An hour later, I’m out the door. The prospect of cooking dinner for one (see what I did there?) seemed to be the wrong ending to the day.

A Dairy Queen burger and some cheese curds, however, seemed right on point. I hit the drive-thru. As I paid what seemed to be too light of a tab, the drive thru waitron mentioned that one of the other employees liked the color of my car (it IS hard to resist Dragon Green).  I asked about the cheese curds and was told that was NOT on my order. I was ready to wave it off when she shouted back to add it to my order while simultaneously reaching her hand out the window to collect the additional fee.   I paid and was told to park, they would bring my order out to me when all was ready.

I did as asked.

A pickup truck pulls in with an older gentleman behind the wheel. I see them in my rear view.

“HEY BUDDY!! DO YOU KNOW HOW TO GET TO SUNBURY ROAD?!?” I hear him shouting over Usher and Lil Jon, yeah.  I look across the street at the young parent looking back and the old man and quickening his pace.  I hear the old man grumble as he pulls in and blocks me in.

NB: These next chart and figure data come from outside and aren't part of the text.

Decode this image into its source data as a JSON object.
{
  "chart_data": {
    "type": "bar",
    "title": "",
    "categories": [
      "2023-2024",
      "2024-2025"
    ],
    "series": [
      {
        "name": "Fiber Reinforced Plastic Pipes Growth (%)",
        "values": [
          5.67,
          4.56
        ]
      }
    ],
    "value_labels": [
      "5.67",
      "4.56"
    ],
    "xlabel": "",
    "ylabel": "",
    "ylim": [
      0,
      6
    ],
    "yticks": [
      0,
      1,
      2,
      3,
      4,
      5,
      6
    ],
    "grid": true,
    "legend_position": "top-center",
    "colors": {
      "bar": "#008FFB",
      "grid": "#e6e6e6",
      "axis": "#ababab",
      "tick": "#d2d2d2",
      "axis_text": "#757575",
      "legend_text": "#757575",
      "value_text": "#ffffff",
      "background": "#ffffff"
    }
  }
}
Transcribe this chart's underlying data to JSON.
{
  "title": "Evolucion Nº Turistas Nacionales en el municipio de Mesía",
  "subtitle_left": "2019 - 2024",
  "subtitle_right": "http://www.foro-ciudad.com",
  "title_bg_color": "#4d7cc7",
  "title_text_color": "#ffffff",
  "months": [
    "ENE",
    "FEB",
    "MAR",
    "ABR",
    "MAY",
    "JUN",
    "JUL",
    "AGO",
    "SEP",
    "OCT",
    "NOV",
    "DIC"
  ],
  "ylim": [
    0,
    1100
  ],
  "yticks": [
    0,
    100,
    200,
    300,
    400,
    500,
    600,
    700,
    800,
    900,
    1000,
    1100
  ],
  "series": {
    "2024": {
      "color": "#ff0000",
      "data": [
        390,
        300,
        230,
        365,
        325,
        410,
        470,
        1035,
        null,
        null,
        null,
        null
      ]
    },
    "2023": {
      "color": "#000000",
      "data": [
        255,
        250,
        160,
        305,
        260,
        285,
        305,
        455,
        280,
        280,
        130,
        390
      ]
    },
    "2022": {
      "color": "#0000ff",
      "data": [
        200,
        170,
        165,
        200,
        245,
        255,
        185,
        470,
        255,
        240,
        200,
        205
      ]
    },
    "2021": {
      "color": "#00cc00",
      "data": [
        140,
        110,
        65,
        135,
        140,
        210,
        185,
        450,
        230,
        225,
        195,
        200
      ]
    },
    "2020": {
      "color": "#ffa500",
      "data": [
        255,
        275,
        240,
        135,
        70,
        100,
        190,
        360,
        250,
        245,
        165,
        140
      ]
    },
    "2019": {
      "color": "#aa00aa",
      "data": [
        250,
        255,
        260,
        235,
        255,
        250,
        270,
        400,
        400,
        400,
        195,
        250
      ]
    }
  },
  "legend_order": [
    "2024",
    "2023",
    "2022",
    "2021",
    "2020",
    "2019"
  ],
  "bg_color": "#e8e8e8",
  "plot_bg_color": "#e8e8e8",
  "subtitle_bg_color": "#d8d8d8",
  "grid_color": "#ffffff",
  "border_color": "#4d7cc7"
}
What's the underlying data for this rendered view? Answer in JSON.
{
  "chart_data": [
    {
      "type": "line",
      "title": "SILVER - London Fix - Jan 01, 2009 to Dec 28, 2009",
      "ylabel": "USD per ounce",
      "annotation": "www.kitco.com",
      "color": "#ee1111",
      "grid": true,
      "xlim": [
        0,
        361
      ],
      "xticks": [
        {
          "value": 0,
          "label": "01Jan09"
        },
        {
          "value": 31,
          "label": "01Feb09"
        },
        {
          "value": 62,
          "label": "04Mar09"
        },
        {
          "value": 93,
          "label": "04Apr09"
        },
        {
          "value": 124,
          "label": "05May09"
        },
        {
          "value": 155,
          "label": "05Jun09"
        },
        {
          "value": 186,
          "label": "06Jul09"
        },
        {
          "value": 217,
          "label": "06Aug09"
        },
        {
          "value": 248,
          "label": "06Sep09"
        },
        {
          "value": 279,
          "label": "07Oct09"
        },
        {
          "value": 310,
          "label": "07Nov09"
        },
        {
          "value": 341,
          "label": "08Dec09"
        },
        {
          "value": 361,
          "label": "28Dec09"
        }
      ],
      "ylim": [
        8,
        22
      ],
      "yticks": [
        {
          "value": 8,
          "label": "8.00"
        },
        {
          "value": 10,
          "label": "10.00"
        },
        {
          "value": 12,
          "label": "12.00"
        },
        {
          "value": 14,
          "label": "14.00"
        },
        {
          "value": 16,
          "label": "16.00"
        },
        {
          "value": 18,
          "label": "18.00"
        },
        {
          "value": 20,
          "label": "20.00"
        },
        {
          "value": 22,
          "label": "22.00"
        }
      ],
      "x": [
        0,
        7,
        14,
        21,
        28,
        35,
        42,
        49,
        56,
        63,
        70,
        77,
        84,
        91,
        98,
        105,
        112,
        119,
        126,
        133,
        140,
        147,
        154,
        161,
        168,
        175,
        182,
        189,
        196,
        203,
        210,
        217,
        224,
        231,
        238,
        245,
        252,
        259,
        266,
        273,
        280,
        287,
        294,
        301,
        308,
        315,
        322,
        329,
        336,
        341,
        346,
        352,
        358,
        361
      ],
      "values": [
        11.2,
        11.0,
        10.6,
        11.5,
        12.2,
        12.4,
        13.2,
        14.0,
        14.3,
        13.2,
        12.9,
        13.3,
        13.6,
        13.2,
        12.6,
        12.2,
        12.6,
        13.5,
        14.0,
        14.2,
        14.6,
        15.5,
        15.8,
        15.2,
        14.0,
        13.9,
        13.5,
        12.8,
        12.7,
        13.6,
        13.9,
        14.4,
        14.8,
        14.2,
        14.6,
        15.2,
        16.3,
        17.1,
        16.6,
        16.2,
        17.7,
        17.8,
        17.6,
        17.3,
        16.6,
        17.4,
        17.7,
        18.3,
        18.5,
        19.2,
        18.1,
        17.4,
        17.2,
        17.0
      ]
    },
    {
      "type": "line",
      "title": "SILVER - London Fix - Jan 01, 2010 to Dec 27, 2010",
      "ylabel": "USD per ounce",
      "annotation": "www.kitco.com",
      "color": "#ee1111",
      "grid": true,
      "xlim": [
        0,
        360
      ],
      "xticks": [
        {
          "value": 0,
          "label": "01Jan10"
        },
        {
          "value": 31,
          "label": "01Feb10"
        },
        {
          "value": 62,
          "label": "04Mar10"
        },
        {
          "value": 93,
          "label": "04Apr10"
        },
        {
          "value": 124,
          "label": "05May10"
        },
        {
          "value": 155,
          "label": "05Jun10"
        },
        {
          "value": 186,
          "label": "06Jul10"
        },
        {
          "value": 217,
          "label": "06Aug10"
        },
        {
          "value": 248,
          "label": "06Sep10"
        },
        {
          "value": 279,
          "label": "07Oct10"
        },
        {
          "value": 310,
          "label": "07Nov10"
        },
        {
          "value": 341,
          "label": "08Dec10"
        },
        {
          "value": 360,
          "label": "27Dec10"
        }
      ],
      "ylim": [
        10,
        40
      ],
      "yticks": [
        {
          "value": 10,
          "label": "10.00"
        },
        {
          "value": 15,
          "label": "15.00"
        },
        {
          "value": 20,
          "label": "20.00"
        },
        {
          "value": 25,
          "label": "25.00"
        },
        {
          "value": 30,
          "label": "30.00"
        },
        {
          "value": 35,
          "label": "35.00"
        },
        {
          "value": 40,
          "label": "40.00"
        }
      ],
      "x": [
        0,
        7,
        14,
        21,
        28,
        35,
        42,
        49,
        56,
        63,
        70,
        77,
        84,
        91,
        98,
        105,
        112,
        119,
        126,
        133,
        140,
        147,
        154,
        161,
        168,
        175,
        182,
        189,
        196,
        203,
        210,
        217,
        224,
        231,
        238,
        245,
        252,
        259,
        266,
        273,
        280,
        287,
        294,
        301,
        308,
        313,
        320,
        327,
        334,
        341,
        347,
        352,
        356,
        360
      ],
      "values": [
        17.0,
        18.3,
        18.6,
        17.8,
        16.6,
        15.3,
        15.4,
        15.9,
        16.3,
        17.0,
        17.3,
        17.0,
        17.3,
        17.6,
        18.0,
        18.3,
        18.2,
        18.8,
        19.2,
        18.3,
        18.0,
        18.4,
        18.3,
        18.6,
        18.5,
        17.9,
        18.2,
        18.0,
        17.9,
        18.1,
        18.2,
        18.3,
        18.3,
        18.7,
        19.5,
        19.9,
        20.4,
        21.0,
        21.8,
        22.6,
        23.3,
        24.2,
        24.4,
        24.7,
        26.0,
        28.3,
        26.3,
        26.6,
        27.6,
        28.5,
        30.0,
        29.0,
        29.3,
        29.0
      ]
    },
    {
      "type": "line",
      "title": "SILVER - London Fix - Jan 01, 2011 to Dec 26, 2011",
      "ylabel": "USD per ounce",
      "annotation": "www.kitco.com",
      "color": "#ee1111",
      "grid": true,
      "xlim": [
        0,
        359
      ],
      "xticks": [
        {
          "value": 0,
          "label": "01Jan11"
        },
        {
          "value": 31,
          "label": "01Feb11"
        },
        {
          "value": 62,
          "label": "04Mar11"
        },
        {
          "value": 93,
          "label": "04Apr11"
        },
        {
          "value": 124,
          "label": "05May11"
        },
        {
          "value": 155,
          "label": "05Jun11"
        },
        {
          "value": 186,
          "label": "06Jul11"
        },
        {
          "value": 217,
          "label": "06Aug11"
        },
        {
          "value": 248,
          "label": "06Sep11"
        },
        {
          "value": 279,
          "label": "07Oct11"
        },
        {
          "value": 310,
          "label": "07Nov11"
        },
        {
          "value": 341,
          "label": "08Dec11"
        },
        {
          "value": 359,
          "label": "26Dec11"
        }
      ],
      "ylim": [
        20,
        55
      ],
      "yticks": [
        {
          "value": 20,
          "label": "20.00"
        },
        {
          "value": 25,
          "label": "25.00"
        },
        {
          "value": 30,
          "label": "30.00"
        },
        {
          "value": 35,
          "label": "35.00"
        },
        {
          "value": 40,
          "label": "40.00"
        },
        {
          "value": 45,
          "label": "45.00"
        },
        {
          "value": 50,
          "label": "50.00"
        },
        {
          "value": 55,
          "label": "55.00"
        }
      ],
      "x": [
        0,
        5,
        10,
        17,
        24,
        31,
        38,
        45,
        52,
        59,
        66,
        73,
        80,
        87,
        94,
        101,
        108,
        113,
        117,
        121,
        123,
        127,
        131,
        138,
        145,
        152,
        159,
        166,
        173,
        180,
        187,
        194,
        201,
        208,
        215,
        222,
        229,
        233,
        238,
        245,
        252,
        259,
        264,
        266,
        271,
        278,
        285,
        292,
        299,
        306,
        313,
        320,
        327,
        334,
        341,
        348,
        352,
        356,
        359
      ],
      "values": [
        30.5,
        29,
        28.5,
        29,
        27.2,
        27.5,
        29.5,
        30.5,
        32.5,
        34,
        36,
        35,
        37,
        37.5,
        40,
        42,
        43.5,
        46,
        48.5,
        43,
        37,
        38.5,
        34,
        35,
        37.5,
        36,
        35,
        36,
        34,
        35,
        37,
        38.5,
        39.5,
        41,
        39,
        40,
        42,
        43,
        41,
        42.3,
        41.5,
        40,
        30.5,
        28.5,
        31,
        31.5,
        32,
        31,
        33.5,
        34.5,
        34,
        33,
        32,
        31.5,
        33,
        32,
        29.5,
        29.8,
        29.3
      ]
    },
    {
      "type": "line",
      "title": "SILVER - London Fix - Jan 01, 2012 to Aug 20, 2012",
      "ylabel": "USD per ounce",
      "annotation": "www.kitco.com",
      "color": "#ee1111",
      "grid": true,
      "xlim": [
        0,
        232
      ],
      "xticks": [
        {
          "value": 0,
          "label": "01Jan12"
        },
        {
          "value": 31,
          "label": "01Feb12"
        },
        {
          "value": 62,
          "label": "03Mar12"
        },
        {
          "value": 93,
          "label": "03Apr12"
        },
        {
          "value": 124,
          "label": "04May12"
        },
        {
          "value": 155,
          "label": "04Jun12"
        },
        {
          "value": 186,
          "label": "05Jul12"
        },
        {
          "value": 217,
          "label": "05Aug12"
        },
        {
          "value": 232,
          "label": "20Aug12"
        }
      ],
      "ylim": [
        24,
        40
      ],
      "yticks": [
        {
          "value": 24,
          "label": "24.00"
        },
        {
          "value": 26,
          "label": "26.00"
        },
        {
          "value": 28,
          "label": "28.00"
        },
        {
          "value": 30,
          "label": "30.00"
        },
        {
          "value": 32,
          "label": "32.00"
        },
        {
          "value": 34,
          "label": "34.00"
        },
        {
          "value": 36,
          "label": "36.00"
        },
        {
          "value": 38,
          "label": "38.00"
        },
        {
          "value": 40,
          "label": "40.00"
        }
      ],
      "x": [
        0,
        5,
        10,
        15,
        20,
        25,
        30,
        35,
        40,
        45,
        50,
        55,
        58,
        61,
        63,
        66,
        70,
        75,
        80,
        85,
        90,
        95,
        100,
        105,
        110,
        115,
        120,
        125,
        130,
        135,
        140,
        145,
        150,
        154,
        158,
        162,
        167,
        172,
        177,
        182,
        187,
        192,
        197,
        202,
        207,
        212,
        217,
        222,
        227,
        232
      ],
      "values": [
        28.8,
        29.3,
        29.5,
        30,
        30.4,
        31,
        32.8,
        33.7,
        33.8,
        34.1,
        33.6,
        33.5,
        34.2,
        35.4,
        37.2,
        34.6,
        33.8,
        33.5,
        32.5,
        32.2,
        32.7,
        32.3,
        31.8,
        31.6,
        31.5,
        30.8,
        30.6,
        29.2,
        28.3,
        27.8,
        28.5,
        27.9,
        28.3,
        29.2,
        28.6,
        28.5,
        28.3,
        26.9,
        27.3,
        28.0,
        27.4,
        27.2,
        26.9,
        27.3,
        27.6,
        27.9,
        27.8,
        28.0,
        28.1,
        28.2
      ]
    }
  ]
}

HEY.  HOW DO I GET TO SUNBURY ROAD?! Use the GPS on your phone, I thought.

I started to explain it to him as my food was brought to me. Non-plussed he went to his car to get the tablet he had scribbled the address on. “Wait here”  Don’t have a choice, there’s a Silverado shaped speed bump blocking me in. 

He starts to explain that he needs to get to Sunbury and State. I explain to him that that’s a virtual impossibility. I put the address he spouts in my phone. Find out where he’s going (my old neighborhood) and I give him the directions.

Slapping me on the forearm, YOU’RE A GOOD MAN BUDDY!! he bellows as he heads back to his truck and speeds off to his banking appointment.  After about 4 minutes of parking lot gymnastics, I’m home eating my burger and thinking, “I think i just ran in to one of the last people on earth who has a cell phone with no GPS.” 

I also looked for the thin prick point of a spy ring and hoped to help that I hadn’t been drugged or poisoned by some duplicitous former KGB agent with a score to settle (did I mention I’ve been watching a lot of NCIS lately?).

All is well though.

Godspeed crazy old pickup truck dude, godspeed.